To support notification, the server could maintain a mailing list per document. For each change that requires notification, mail would be sent to each member of the list. This is not too much of a burden if the number of list members is not too large. At some point it becomes cost effective to switch over to an NNTP-style flooding distribution of the notifications, but see the discussion of the disadvantages of this approach in the section above on Other Attempts at Scalable Annotations.

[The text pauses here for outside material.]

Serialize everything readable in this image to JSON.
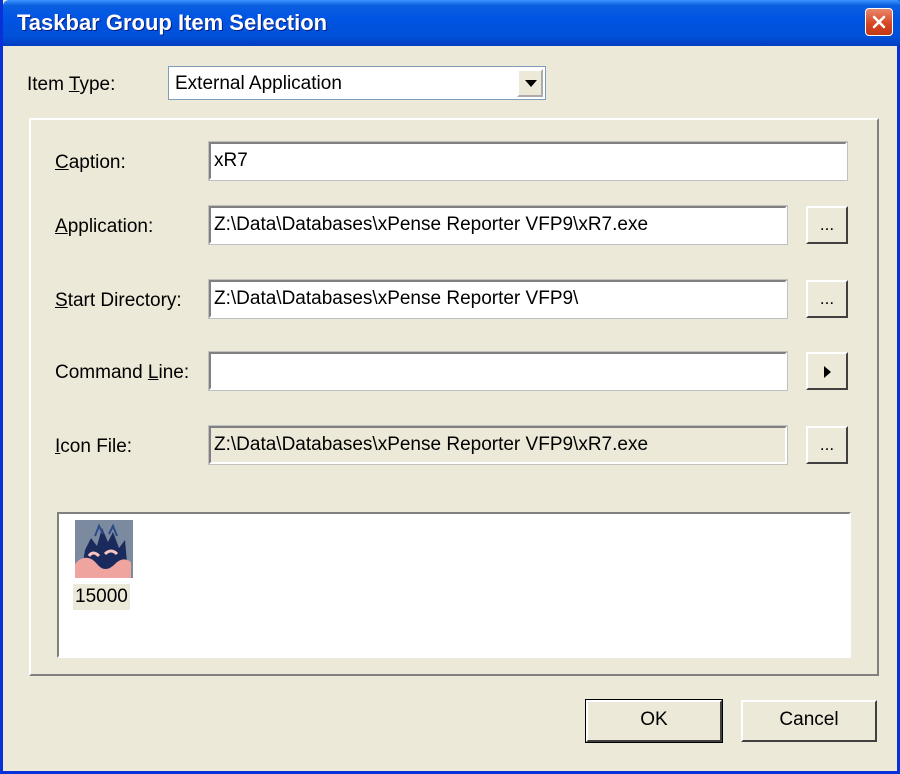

A hybrid between mailing lists and NNTP is possible to get the best of both worlds. One route to creating this hybrid is to make mailing lists transparently and dynamically hierarchical with many sublists to handle remote distribution. Another route is to modify NNTP servers to dynamically subscribe and unsubscribe from newsgroups based on local or downstream demand. Ideally we need to distribute the load onto only those nodes in the web that forward the notifications only to interested readers. Each node should have only a small number of neighbors to keep its load relatively constant.

Conclusion

A system to support scalable group and public annotations seems possible, although much work is required to implement it. Of particular concern is the need for wide-spread use of caching and a scalable, distributed notification mechanism.

Acknowledgments

Contributors to this paper include Michael Shapiro, Ed Grossman, and Joseph Hardin.

References

[ANDa93]
Marc Andreessen: Annotations and Usenet News, Suggests distribution of annotations via NNTP, http://www.ncsa.uiuc.edu/SDG/Software/Mosaic/Notes/annotations-and-news.html
[ANDb93]
Marc Andreessen: Notification and Monitoring, Suggests that annotation servers do filtering, http://www.ncsa.uiuc.edu/SDG/Software/Mosaic/Notes/notification.html
[BRA95]
Alan Braverman: Group and Public Annotation Protocol, http://www.ncsa.uiuc.edu/SDG/Software/Mosaic/Annotations/protocol.html
[GRA94]
Wayne C. Gramlich: Annotation System Issues, Surveys many annotation issues, http://playground.sun.com/~gramlich/1994/annote/issues/index.html
[LAL94]
Daniel LaLiberte: HyperNews Home Page, A prototype of our public annotation system, http://union.ncsa.uiuc.edu/HyperNews/get/hypernews.html
[LAL95]
Daniel LaLiberte: Collaboration Technologies on the Web http://union.ncsa.uiuc.edu/HyperNews/get/www/collaboration.html
[MOS93]
Mosaic Developers: Group Annotations in NCSA Mosaic, http://www.ncsa.uiuc.edu/SDG/Software/Mosaic/Docs/group-annotations.html
[WEI94]
Chris Weider: Wild beasts and unapproachable bogs, Computer Networks and ISDN Systems, 27 (1994) 361-366, Includes discussion of "come get it" vs. "send it everywhere".